Agli esterrefatti soldati non rimase che andar via.
In questo periodo bellico il giovane Enrico, appassionatissimo della
"pelota", si recava spesso con qualche amico a Napoli allo stadio "Ascarelli"
ad assistere alle gare della squadra partenopea. Il capoluogo campano
era danneggiato dai bombardamenti aerei (più di cento) e demolito nella
sua vitalità.
Lo spirito infranto dei napoletani è ben ricordato da Eduardo De Filippo
in "Napoli milionaria": la madre era sempre preoccupata del figlio che
era fuori di casa a vedere la partita di pallone. Durante la permanenza
degli alleati, si ritrovò a lavorare con le truppe sudafricane presso
villa "Favorita" (in territorio ercolanese). Faceva un po' di tutto ed
imparò anche, un tantino, l'inglese. Si ritrovò, a distanza di anni, tali
contributi lavorativi ai fini pensionistici. E come il libro della vita
volle, attratto dal gioco del calcio, cominciò a dare i primi tiri ad
una palla che, il graffiante avvocato Giuseppe ("Peppino") Prisco, vice
presidente dell'Inter, definisce "una palla grigia di gomma" che
rimbalzava bene, in mancanza della quale veniva fatta di stoppa, con gli
stracci cuciti assieme. Però non rimbalzava.

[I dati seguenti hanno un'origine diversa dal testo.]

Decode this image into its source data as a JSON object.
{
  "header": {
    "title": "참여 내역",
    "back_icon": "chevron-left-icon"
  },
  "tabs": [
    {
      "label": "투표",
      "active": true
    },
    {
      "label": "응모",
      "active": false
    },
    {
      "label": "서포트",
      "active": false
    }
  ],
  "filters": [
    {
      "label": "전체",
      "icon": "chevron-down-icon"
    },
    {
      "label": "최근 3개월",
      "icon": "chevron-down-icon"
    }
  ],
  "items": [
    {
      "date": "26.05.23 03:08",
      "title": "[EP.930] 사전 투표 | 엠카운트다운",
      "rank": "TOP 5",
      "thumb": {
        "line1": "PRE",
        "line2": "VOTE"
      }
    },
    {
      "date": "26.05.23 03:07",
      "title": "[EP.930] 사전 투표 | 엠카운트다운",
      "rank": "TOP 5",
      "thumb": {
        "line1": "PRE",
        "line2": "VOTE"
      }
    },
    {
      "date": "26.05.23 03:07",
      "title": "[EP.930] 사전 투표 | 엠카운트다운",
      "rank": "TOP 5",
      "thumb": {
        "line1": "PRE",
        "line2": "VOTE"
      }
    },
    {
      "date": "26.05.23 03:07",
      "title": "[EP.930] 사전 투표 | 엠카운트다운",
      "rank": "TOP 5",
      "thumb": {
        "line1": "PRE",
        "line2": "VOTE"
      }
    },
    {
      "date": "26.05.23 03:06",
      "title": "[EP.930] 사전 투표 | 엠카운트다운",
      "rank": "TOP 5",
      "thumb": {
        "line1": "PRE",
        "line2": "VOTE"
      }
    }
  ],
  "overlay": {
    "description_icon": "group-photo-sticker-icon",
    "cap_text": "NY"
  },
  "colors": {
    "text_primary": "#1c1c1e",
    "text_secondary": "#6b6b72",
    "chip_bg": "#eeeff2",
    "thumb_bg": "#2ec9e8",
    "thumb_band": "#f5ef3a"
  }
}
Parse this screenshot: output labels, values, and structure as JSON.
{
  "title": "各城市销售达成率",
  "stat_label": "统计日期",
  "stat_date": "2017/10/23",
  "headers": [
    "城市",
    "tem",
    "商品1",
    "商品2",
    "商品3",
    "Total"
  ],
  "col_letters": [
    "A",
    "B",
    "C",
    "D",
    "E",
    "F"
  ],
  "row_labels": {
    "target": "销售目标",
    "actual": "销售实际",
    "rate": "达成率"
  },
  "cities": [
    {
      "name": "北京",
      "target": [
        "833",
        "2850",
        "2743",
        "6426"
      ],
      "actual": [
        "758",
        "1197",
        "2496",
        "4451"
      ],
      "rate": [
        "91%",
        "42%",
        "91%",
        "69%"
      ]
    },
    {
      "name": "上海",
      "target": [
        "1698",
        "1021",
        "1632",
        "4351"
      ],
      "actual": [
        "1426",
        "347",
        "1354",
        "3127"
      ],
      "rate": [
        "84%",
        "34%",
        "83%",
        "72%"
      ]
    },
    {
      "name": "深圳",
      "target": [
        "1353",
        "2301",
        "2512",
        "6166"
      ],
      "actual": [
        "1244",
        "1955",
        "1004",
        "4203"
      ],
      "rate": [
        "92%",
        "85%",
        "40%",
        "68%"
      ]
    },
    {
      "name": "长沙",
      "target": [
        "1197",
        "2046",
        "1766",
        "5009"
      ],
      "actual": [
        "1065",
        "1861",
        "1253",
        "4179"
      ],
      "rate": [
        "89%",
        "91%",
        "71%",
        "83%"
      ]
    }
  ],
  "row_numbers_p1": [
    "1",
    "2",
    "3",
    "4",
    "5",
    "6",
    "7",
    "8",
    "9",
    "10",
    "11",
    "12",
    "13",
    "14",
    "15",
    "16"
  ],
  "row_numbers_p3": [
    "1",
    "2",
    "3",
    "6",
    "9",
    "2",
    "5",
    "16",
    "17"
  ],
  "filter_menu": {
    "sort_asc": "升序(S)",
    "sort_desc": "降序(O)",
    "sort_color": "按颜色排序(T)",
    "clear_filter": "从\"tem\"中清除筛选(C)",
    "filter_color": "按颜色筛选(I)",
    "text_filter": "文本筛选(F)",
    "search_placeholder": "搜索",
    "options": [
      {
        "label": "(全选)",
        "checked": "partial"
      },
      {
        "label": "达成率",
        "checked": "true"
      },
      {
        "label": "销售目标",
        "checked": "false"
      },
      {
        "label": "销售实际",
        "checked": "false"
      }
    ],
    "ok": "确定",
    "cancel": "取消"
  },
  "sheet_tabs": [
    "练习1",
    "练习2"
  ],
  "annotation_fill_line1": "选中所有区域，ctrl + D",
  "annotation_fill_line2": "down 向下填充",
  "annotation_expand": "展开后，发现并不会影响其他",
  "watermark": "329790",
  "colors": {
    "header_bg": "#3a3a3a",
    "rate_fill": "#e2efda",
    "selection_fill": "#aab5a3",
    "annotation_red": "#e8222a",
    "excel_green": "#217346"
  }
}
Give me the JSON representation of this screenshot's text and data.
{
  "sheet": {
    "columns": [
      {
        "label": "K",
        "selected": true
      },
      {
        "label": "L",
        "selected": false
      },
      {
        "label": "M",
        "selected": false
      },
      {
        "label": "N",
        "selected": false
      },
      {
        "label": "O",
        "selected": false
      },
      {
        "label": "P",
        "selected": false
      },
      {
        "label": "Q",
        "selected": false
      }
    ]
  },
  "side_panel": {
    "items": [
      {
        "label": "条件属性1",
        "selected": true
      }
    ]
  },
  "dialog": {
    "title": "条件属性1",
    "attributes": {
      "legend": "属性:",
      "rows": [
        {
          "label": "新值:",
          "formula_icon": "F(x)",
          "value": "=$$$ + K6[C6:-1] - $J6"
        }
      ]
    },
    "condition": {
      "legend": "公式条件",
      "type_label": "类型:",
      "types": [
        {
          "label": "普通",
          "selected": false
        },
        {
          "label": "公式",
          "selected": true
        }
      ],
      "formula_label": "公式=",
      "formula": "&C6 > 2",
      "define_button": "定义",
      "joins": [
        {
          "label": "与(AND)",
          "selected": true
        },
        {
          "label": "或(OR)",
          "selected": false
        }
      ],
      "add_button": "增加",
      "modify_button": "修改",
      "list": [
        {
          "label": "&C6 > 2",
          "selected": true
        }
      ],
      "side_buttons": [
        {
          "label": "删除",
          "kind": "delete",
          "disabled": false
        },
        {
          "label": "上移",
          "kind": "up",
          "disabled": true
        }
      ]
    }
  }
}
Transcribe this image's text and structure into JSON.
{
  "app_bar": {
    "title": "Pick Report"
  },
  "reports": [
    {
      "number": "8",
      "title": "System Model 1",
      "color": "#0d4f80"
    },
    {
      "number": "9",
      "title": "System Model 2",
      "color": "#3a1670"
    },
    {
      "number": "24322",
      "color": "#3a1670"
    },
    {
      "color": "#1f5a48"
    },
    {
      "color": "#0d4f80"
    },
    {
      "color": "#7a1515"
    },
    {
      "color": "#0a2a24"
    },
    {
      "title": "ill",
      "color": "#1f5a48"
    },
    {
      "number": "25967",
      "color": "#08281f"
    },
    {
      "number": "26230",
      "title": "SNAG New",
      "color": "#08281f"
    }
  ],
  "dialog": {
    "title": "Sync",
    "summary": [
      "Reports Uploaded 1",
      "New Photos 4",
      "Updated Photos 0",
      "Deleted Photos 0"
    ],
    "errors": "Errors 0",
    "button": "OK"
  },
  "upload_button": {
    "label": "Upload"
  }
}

Lui ricorda di essere proprio bravo (ci sono ricordi che corrispondono a
certezze!): era un puro centrocampista dai piedi buoni e dai perfetti
assist per i compagni. Prediligeva questo punto nevralgico e strategico
del campo, inteso come riferimento per gli equilibri di una gara.
Iniziò, proveniente da una squadra minore di cui non c'è memoria, nelle
file dell'Ercolanese (giocò anche contro la Turris al "Liquori",
disputando un ottima gara; indossava la casacca granata dei "cugini": a
fine gara fu "rampognato" dal custode del campo, Vincenzo Talvetti,
detto "'u brigante"; la partita terminò |
in parità), nell'Atan (di
Napoli), nel Nicastro per poi passare di nuovo all'Atan.
Da allenatore (ha avuto tante soddisfazioni, coronate da alcuni
importanti
successi) ha iniziato con la Stella Rossa (una squadretta della zona di Sant'Antonio), poi con l'Atan, il Pro Ina (con sede in via Circonvallazione
-
Ina Casa e in via Diego Colamarino, 23), la Fortitudo Audace (dei Garofalo,
Ardenio e Colamarino), la Nova Torrese, l'Alba Turris (nata dalla fusione del
De Nicola, Audace e Nova Torrese; presidente A. Ruggiero: vinse il
campionato di prima categoria) l'Ercolanese (portò alla grande la squadra in
promozione), Turris (settore giovanile, trionfò in due campionati, "allievi"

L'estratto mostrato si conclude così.